Pensiamo all’Italia. Negli Usa il rischio della guerra civile nasce dalla sottovalutazione della politica trumpiana, della sostituzione della dialettica democratica con lo scatenamento delle forze bestiali, dunque dalla debolezza della resistenza. I democratici non sono stati all’altezza dei loro proclami, non hanno agito per compiere un’azione legale e politica di massa.

In Italia, e in alcuni paesi d’Europa, il virus si diffonde con un’altra operazione, fin qui meno cruenta: il distacco fra popolo e rappresentanza, l’alimentazione dell’area dell’indifferenza di fronte alla questione centrale della democrazia, cioè il rapporto fra popolo e istituzioni. Avviene per l’incapacità di strappare dal non voto la maggior parte possibile di popolo. Ma è il cuore del funzionamento della democrazia: quando le rappresentanze non sono sentite dal popolo, la democrazia decade. Ma la democrazia non è in crisi irreversibile, in crisi irreversibile sono i suoi modelli decadenti.

C’è una formula utilizzata da questi che fra loro si chiamano «consiglieri», in realtà sono poco più che badanti: dicono costantemente che si è a un “testa a testa”. Una formula che potrà essere mobilitante nell’elezione del presidente Usa, perché si tratta di una grande questione nazionale e mondiale.

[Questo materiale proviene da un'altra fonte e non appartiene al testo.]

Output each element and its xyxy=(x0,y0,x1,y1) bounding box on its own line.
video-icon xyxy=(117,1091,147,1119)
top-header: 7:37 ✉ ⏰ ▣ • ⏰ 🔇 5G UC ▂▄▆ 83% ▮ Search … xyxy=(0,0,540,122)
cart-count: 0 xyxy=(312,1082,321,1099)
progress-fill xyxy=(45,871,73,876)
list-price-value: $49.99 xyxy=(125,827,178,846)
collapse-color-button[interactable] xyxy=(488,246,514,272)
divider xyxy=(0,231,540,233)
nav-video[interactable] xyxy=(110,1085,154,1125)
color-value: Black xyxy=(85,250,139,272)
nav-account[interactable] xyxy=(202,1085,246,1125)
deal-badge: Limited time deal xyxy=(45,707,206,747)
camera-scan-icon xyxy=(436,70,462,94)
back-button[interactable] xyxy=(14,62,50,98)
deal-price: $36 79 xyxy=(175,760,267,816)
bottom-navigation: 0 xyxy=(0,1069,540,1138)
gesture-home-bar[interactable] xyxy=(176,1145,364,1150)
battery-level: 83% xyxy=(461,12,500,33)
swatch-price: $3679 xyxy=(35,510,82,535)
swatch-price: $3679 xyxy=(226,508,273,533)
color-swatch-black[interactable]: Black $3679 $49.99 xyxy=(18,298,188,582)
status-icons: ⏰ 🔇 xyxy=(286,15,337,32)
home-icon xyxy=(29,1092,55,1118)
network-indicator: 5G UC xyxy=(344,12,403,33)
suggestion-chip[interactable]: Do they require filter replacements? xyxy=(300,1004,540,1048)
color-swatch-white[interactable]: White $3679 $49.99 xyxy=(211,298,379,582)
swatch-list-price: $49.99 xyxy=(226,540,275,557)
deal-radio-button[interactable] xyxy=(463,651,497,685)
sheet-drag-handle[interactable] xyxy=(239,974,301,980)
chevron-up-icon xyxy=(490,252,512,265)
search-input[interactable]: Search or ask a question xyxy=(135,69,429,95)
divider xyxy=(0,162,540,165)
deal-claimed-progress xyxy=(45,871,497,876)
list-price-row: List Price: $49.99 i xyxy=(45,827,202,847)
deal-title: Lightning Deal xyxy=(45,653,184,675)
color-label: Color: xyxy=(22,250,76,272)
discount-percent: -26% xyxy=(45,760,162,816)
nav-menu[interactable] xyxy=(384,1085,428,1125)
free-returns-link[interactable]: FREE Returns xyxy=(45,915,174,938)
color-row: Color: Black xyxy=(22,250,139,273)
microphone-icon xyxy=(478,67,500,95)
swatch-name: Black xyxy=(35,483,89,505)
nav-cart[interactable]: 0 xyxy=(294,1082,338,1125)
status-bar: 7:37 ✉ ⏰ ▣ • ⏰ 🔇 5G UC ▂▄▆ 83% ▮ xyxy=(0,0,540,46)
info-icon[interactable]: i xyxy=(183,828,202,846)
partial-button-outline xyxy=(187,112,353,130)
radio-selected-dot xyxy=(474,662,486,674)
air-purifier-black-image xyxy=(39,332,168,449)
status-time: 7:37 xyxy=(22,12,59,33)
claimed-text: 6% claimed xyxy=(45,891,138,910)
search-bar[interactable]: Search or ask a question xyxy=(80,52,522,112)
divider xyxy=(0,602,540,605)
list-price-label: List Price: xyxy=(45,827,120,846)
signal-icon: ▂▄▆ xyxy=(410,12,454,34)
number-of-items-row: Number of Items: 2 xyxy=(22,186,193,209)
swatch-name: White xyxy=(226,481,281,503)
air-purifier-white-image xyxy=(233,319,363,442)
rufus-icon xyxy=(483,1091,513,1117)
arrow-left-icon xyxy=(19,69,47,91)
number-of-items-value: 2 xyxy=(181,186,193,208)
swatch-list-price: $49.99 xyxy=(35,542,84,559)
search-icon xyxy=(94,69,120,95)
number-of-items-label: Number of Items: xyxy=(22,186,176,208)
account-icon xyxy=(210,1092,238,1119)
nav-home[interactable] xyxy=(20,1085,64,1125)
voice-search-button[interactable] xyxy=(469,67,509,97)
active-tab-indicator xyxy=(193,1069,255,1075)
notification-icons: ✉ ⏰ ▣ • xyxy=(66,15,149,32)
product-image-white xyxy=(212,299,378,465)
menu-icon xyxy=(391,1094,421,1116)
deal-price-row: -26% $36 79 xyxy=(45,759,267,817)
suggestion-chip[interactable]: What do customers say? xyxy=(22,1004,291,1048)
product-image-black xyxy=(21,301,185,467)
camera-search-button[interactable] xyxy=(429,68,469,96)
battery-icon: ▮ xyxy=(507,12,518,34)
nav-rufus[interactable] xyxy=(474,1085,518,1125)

Ma quando questo argomento viene utilizzato nelle campagne elettorali locali, e in queste ultime liguri si è sentito utilizzare, è una trappola: più che mobilitare le forze democratiche, chiama a raccolta le ciurme affamate della periferia che accorrono a sostenere il governo uscente.

Il falso testa a testa

Il “testa a testa” è un inganno, e lo dico in particolare per l’Umbria dove, come è stato in Liguria, la destra ha il vantaggio di avere in mano lo strumento del potere del governo.“Testa a testa” si è già rivelata una formula artificiosa, capace di far sentire la sinistra in gara in una competizione a cui metà dei cittadini non partecipa. Ma così la gara non c’è. Non aver voluto affrontare la crisi della democrazia nel nostro paese significa aver aperto la “via italiana” alla guerra civile. Che qui nasce dall’indifferenza, dal mancato aggiornamento delle forze del progresso, dal mancato rinnovo delle classi dirigenti. Negli ultimi trent’anni si è pensato, prima, che la crisi fosse la mancanza degli interventi giudiziari; poi, ora, si è rovesciata la frittata contro la giustizia intrusiva. Ci si è affidati a tutto e al contrario di tutto: si è passati dall’economia pubblica all’esaltazione dell’economia privata, per poi scoprire che l’economia privata è solo assistenziale dunque tornare a quella pubblica.

Modernità è partecipazione

Non si è trovato un nuovo incontro fra modernità e nuove forme di partecipazione. Fermare il rischio della guerra civile in Usa è fondamentale, per evitare che il trumpismo corroda ogni residua possibilità di resistenza democratica. A casa nostra, per prepararci, dobbiamo recuperare la capacità di incidere sull’astensionismo. Solo così si potrà smontare il sostegno, silenzioso e indecente, dell’elettorato astensionista alla destra: perché prepara alla guerra civile all’italiana

Altro che “testa a testa”: nelle future competizioni regionali bisogna resistere alla lusinga, alla fantasia di essere già arrivati alla soglia di una vittoria. Perché la gara è impari: qui non vince più né destra né sinistra, vince la prospettiva della conclusione drammatica della crisi della vita democratica. Questo mese di novembre, con gli appuntamenti elettorali grandissimi e piccoli, potremmo rovesciare una condizione che oggi appare segnata. Ma bisogna avere capacità, e fiducia, nel fatto che il legame fra popolo e democrazia non sia reversibile.